Your cast sounds about right for Burton.

AndrewPrice said...

rlaWTX, I liked Conrad a lot too. Valley would work.

AndrewPrice said...

K, Exactly true. Gilligan is protected by some strange magical force that keeps him from harm and will cause the person trying to harm him to end up stuck in a zany situation. I'd steer clear of him and make my raft at night... sneak out without telling anyone.

AndrewPrice said...

PikeBishop and Dave, Uh... I was serious?! Just kidding. No, I'm not serious. I do not want to see Gillian brought to the big screen.

Backthrow said...

"Quick, get Johnny Depp and my wife on the phone!"

LOL!

AndrewPrice said...

"That's all I can ever do!"

rlaWTX said...

YES!! "I'd steer clear of him and make my raft at night... sneak out without telling anyone."

AndrewPrice said...

rlaWTX, It strikes me as the obvious solution. LOL!

Anonymous said...

Dave's given me an insight.Maybe we all missed the intent of the creators of Gilligan's Island.Maybe it was an analogy for Purgatory,masked as a comedy to sell it to the American viewing public.
Hmmmmmm....
GypsyTyger

PikeBishop said...

Gypsy, yeah that would never work with a modern audience, a story that takes place on an island with mystical and convoluted happenings that would ultimately be seen as a religious metaphor on the duality of good and evil.
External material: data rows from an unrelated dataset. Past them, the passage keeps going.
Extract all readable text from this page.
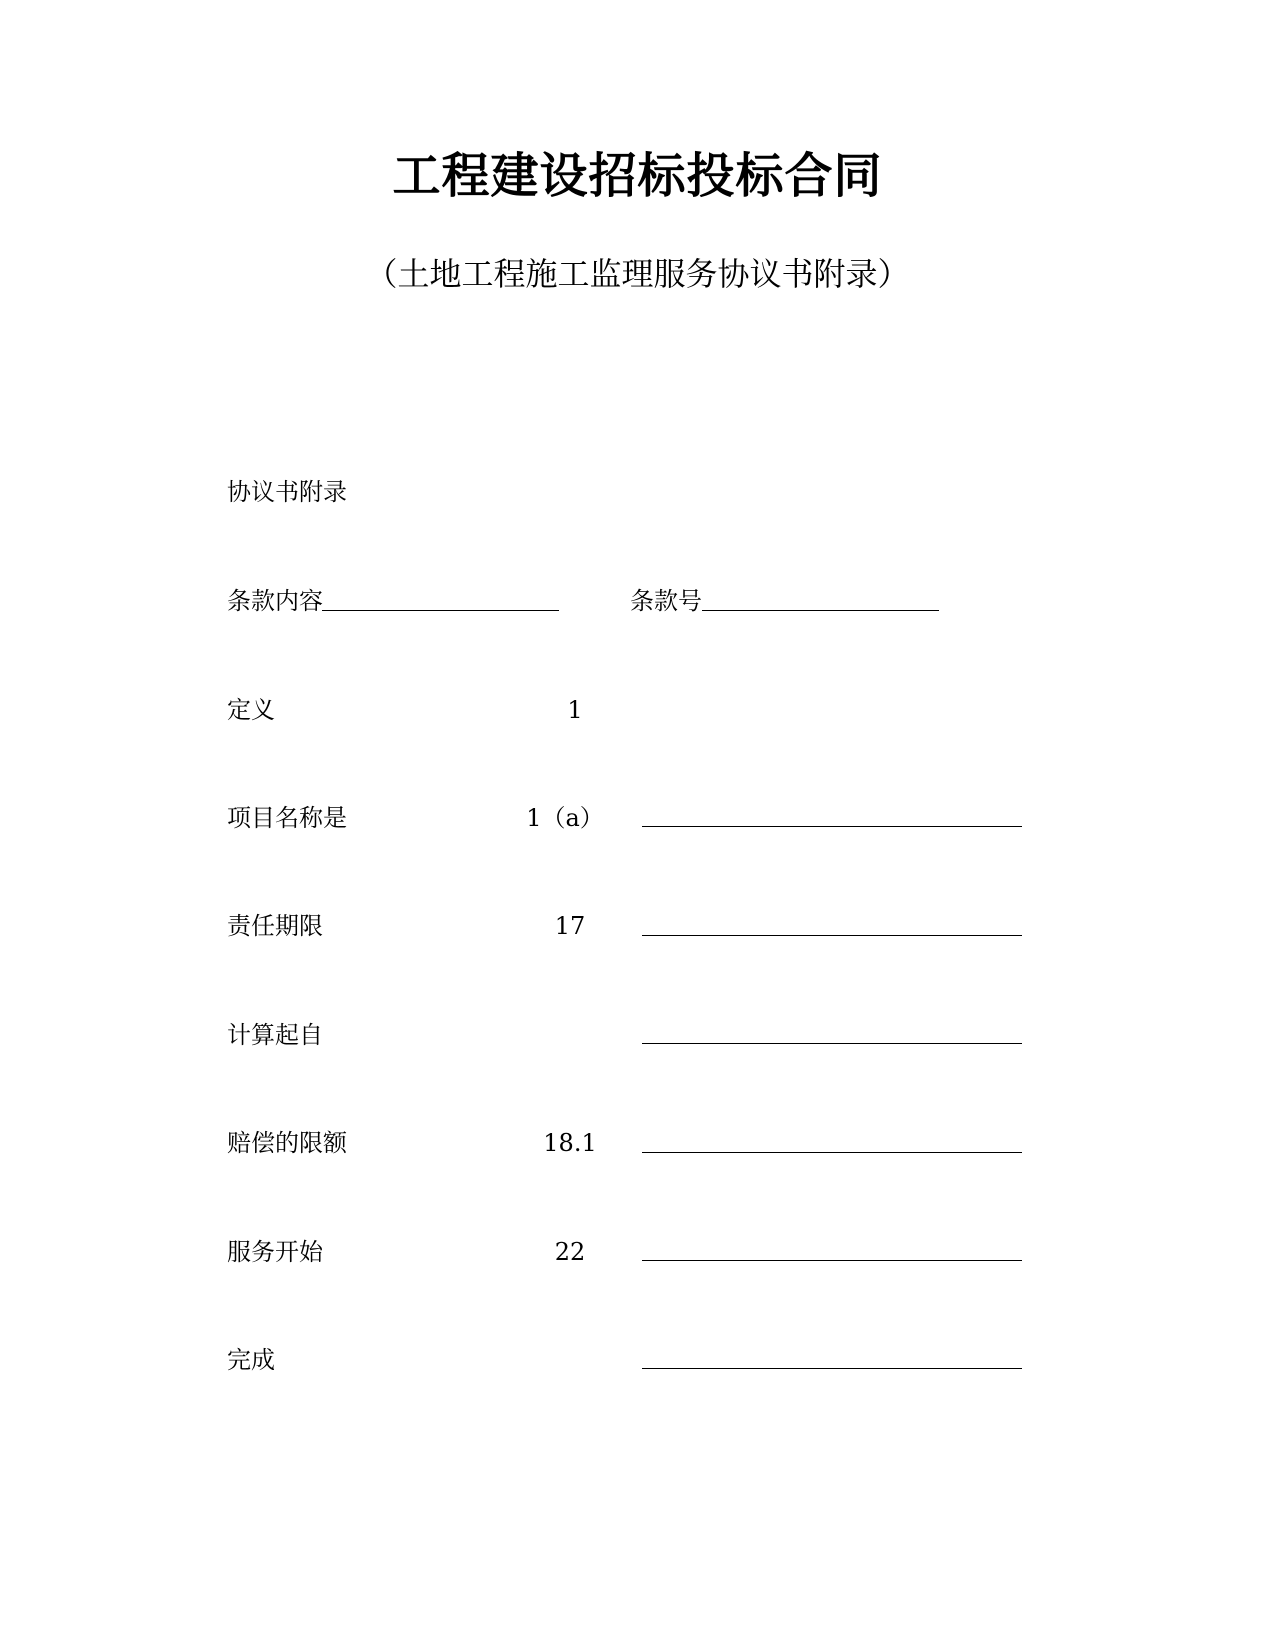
工程建设招标投标合同
（土地工程施工监理服务协议书附录）
协议书附录
条款内容	条款号
定义	1
项目名称是	1（a）
责任期限	17
计算起自
赔偿的限额	18.1
服务开始	22
完成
No one would ever buy that.

Backthrow said...

With that trademark red shirt of his, Gilligan wouldn't last 5 minutes in STAR TREK landing party.

AndrewPrice said...

Wow, so you're saying that Lost was a remake of Gilligan's Island. Interesting... I can actually see that. LOL!

AndrewPrice said...

Backthrow, I've learned to never wear a red shirt.

Anonymous said...

Pike, you're a brilliant man! I never even saw that,but once you pointed it out it seems so obvious! Brilliant.

GypsyTyger

Backthrow said...

R.I.P. Ray Harryhausen, master of movie monsters.